President Barack Obama used to command sky-high approval ratings from Americans in the polls.

No more.

The President’s job approval rating is down to 55 percent — below the two-thirds popularity enjoyed by former Presidents Jimmy Carter and George H.W. Bush at the end of their first six months in office.

Both Carter and the elder Bush were one-term Presidents.

Obama’s inability to deal effectively with the many problems affecting the nation, along with growing dissatisfaction not only among rank-and-file Americans but also within his own party, signals trouble for the young, inexperienced President.

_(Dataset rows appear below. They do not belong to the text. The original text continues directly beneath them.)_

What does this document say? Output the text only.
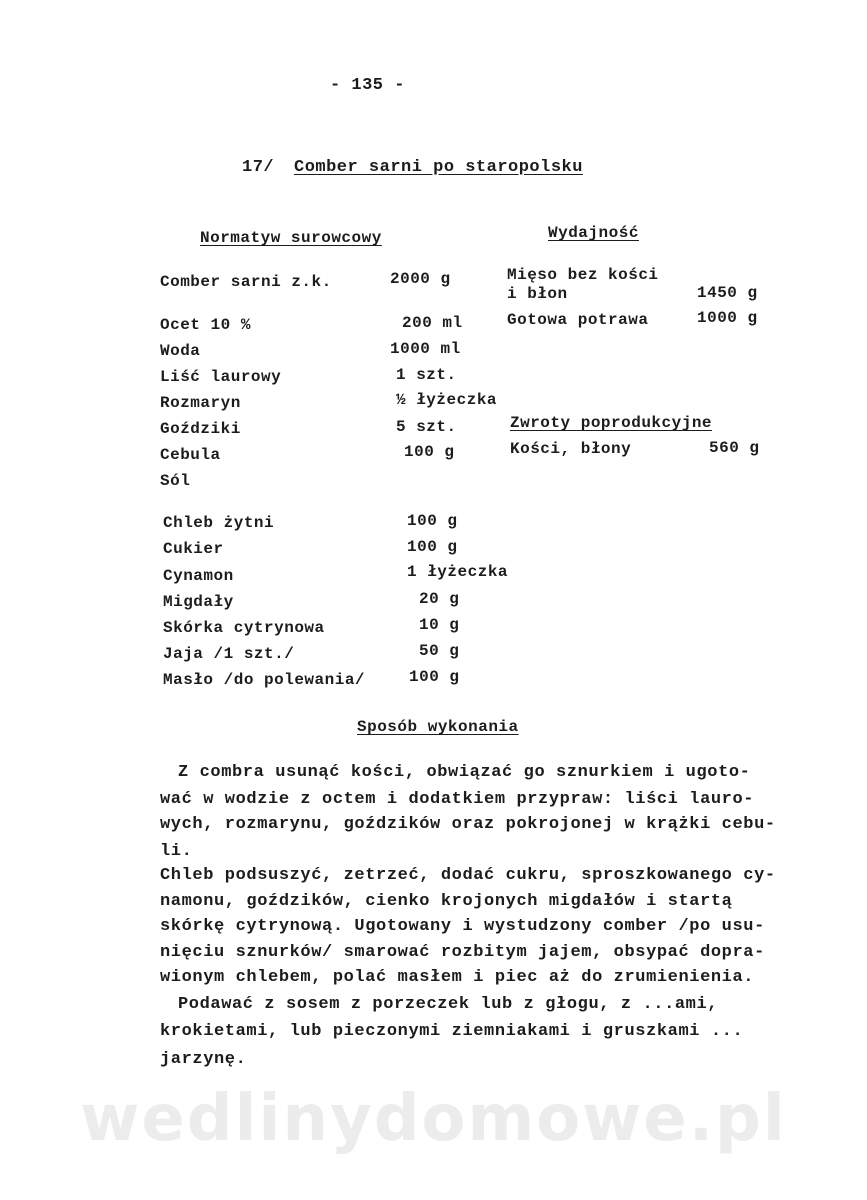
- 135 -
17/ Comber sarni po staropolsku
Normatyw surowcowy	Wydajność
Comber sarni z.k.	2000 g
Ocet 10 %	200 ml
Woda	1000 ml
Liść laurowy	1 szt.
Rozmaryn	½ łyżeczka
Goździki	5 szt.
Cebula	100 g
Sól
Chleb żytni	100 g
Cukier	100 g
Cynamon	1 łyżeczka
Migdały	20 g
Skórka cytrynowa	10 g
Jaja /1 szt./	50 g
Masło /do polewania/	100 g
Mięso bez kości
i błon	1450 g
Gotowa potrawa	1000 g
Zwroty poprodukcyjne
Kości, błony	560 g
Sposób wykonania
Z combra usunąć kości, obwiązać go sznurkiem i ugoto-
wać w wodzie z octem i dodatkiem przypraw: liści lauro-
wych, rozmarynu, goździków oraz pokrojonej w krążki cebu-
li.
Chleb podsuszyć, zetrzeć, dodać cukru, sproszkowanego cy-
namonu, goździków, cienko krojonych migdałów i startą
skórkę cytrynową. Ugotowany i wystudzony comber /po usu-
nięciu sznurków/ smarować rozbitym jajem, obsypać dopra-
wionym chlebem, polać masłem i piec aż do zrumienienia.
Podawać z sosem z porzeczek lub z głogu, z ...ami,
krokietami, lub pieczonymi ziemniakami i gruszkami ...
jarzynę.
wedlinydomowe.pl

Democratic sources tell Capitol Hill Blue that party insiders are nervous and worried about loss of Congressional seats in the 2010 mid-term elections.

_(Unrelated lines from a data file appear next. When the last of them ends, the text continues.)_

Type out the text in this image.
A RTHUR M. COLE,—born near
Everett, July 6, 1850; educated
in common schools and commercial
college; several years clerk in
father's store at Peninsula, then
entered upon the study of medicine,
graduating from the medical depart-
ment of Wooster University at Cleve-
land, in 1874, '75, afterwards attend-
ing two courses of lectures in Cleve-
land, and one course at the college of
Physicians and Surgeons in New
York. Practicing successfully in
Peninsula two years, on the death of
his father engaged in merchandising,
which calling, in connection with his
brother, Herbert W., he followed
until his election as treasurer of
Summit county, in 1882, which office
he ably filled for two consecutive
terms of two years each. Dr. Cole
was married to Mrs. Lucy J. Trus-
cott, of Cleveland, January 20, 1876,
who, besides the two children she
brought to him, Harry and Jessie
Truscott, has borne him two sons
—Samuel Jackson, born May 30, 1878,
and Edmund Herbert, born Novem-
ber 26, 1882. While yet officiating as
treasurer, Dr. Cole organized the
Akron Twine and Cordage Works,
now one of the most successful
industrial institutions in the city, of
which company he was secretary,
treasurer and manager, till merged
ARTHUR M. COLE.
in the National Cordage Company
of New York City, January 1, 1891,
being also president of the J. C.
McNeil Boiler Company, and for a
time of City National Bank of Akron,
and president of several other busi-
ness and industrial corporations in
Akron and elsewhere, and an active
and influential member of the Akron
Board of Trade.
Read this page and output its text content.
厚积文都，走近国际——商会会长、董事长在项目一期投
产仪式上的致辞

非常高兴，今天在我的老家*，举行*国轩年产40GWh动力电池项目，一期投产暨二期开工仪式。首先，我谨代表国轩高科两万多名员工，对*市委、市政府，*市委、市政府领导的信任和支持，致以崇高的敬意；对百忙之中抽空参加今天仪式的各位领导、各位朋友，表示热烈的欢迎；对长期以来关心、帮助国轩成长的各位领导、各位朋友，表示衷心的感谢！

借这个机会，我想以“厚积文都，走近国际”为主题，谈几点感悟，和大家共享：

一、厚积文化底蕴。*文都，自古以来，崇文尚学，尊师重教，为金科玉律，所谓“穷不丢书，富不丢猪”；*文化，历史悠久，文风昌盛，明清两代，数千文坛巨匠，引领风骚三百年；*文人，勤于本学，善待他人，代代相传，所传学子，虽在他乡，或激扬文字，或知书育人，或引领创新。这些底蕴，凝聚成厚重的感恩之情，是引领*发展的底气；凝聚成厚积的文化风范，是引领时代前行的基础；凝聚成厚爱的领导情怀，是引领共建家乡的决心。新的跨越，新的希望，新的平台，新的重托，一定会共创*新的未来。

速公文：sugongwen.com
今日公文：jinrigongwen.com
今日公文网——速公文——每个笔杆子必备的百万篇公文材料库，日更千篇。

"Six months ago, we felt the mid-term elections would increase our party’s majorities in both the House and Senate," says one Democratic strategist, who asked not to be identified. "Now, some are worried about holding on to the majority in the Senate and we’re looking at possible GOP gains in the House."

The party in control of the White House routinely loses seats in Congress during the mid-term elections. Republicans seized control of Congress in the 1994 mid-term elections during former President Bill Clinton’s first term.

Clinton rebounded and won a second term but Democratic insiders say privately that Barack Obama is no Bill Clinton.

"Obama gives a great speech but he doesn’t have Clinton’s savvy in the trenches," says a Democratic consultant. "He’s no Bill Clinton."

Moderate Democrats increasingly look for ways to distance themselves from Obama’s big-spending policies, fearing a public backlash when the bill for his expensive programs come due.

For some Democrats, gallows humor is emerging.

"I was going to mention the Titanic," says Sen. Chris Dodd, "but I thought that might be a bad analogy."

A growing number of Democrats admit privately that Dodd’s analogy may be spot on.